La figura de Antonio Di Benedetto, al igual que la de otros talentosos escritores, fue tomando diferentes formas y variando la piel con el correr del tiempo. Como si fuese un caleidoscopio, su imagen fue cambiando, resistiendo y adaptándose a cada ojo que se atreviera con su obra y su persona. En los años posteriores a su muerte, viejas y nuevas generaciones lo conocieron como el escritor de exquisita prosa que se lució tanto en Zama como en Los suicidas –por sólo nombrar un vértice de su obra–. Además fue catalogado como un hombre envejecido y demacrado a fuerza de picana en los años del terror; pasando por el papel del exiliado que padeció económica y sentimentalmente en España, y, por último, como un intelectual todoterreno que se marchitó en la primavera alfonsinista. Sin embargo, poco se escribió –y se sabe– de su trabajo de periodista, como si –paradójicamente– hubiésemos preferido quedarnos con el recuerdo del súper héroe de nuestras letras ignorando al Peter Parker que lo sostuvo detrás. La escritora y periodista Natalia Gelós en Antonio Di Benedetto Periodista se encarga de rastrear la bolilla vacante. Y en un arduo y exhaustivo trabajo de investigación, traza una biografía de Di Benedetto como periodista sin descuidar la relación con sus otras facetas.

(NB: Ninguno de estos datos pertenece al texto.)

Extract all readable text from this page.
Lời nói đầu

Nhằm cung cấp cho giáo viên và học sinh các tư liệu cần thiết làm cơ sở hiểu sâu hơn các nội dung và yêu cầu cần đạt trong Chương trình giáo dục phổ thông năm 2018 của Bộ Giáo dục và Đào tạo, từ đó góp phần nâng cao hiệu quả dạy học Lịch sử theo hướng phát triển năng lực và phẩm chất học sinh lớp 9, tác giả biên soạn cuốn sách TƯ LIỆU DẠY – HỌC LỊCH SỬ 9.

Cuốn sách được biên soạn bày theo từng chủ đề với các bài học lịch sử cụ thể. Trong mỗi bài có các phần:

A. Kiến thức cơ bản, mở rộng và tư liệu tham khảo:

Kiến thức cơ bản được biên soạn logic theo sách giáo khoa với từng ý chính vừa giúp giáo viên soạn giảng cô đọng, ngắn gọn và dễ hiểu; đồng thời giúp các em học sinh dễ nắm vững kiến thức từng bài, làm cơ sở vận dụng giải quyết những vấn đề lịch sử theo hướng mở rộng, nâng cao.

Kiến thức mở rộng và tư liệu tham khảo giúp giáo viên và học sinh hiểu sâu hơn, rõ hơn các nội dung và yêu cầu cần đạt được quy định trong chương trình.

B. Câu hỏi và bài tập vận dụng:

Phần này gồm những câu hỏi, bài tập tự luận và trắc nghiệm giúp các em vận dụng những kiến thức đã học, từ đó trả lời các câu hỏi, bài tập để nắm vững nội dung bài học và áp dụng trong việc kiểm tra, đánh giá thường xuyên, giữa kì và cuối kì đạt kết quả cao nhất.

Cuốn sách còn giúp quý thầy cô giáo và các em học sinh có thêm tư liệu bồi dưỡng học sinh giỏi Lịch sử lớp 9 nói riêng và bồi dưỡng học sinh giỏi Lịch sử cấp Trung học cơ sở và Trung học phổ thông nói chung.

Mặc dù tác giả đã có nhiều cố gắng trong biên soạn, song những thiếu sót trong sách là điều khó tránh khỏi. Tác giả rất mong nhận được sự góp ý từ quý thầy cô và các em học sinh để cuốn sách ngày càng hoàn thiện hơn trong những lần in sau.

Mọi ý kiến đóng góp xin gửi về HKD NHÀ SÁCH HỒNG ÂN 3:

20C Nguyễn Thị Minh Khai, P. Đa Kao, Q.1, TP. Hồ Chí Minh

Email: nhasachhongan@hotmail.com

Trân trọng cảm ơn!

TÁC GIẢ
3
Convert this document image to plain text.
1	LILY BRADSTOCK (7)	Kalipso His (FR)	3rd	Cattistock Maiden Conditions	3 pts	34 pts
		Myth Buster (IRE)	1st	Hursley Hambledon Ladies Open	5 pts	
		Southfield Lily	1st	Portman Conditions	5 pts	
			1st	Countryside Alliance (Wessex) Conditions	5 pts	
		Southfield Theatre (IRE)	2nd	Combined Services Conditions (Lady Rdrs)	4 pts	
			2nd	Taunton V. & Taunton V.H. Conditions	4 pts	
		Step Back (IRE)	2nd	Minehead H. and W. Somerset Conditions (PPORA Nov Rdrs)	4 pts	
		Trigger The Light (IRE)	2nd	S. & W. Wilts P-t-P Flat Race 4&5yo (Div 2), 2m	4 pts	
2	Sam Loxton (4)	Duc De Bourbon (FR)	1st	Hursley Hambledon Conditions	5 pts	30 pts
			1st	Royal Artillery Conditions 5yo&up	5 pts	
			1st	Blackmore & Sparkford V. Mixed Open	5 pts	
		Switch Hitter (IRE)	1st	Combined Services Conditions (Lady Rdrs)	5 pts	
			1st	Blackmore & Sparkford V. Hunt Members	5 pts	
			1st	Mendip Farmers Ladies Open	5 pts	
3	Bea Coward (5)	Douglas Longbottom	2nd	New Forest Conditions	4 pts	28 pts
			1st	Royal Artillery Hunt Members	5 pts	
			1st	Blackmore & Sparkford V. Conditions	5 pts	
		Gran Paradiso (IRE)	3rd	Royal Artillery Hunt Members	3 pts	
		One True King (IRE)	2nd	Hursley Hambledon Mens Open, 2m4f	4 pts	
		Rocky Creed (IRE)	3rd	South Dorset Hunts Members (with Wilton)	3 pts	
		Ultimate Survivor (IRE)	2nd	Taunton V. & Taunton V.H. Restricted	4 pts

El hilo que tira Gelós en el libro es una incógnita que develó al propio Di Benedetto en vida: los motivos por los cuales lo detuvieron la madrugada del 24 de marzo de 1976 en la ciudad de Mendoza, en el edificio propiedad de la familia Calle, desde donde dirigía –pese a ser sólo nombrado subdirector– los diarios Los Andes y El Andino. Esa fecha significó un quiebre en su vida, un antes y un después. Con el hueso en la mano, Gelós realiza una labor arqueológica para explicar el suceso, reconstruyendo los años previos y las consecuencias del cautiverio. Para ello utiliza testimonios de amigos, entrevistas personales, trabajos académicos, cartas a amantes y familiares, y –como si fuese un mapa que guía en un territorio inhóspito– la novela semiautobiográfica Sombras, nada más..., donde el protagonista es un símil Di Benedetto con “barba postiza”.

Antonio Di Benedetto. Periodista Natalia Gelós Capital Intelectual 184 páginas

La primera capa a la que accede Gelós se apoya en una anécdota infantil (la visita al zoológico y el posterior relato a sus compañeros). Al leerla con lucidez, la autora logra rastrear allí “la curiosidad del periodista, el goce por la inventiva, el juego con la realidad y la manipulación” de los hechos. Es decir, los fundamentos sobre los cuales van a erigirse su obra de ficción y su trabajo como periodista, alimentados en simultáneo por una misma caldera: su pasión por la palabra escrita. Como muestra de esto, el libro incluye un apéndice con notas y crónicas periodísticas que exponen que en algunas plumas la diferencia entre literatura y periodismo sólo corresponde a los anaqueles de las librerías.

El libro, además de los hechos fácticos, hace visible una ética profesional –como periodista– que deviene compromiso político por las circunstancias históricas. En otras palabras, Di Benedetto no era un intelectual sartreano –como podían llegar a serlo David Viñas o Nicolás Casullo–, tampoco un intelectual militante –como Rodolfo Walsh o Paco Urondo, guiados por una convicción, una labor, una búsqueda–. En Di Benedetto, en cambio, el compromiso político se descubre –o aparece– por instinto, como si –pese a él– hubiera publicado varias tapas que salvaron a militantes o denunciado atropellos que practicaba y auguraba la Triple A. Es un compromiso ingenuo, esencial, humano que percibe la amenaza a sus ideas republicanas y demócratas. Ingenuo porque va a “pedir explicaciones” en la cueva que era el Ministerio del Interior, gobernado por el padre de la actual princesa de Holanda. Ingenuo porque no entiende las causas de su cautiverio. Ingenuo, sí, pero no por ello menos valiente.

Antonio Di Benedetto Periodista lleva un subtítulo sugestivo: “Una historia que pone en tela de juicio el rol de la profesión”. Como toda buena biografía, la historia que se cuenta excede la vida de la persona y nos habla de los avatares de toda una época. Y, en cierto sentido, leído a la luz del estallido del periodismo argentino en la actualidad, también ayuda como brújula para seguir pensando a la profesión más allá de lo superfluo del día a día.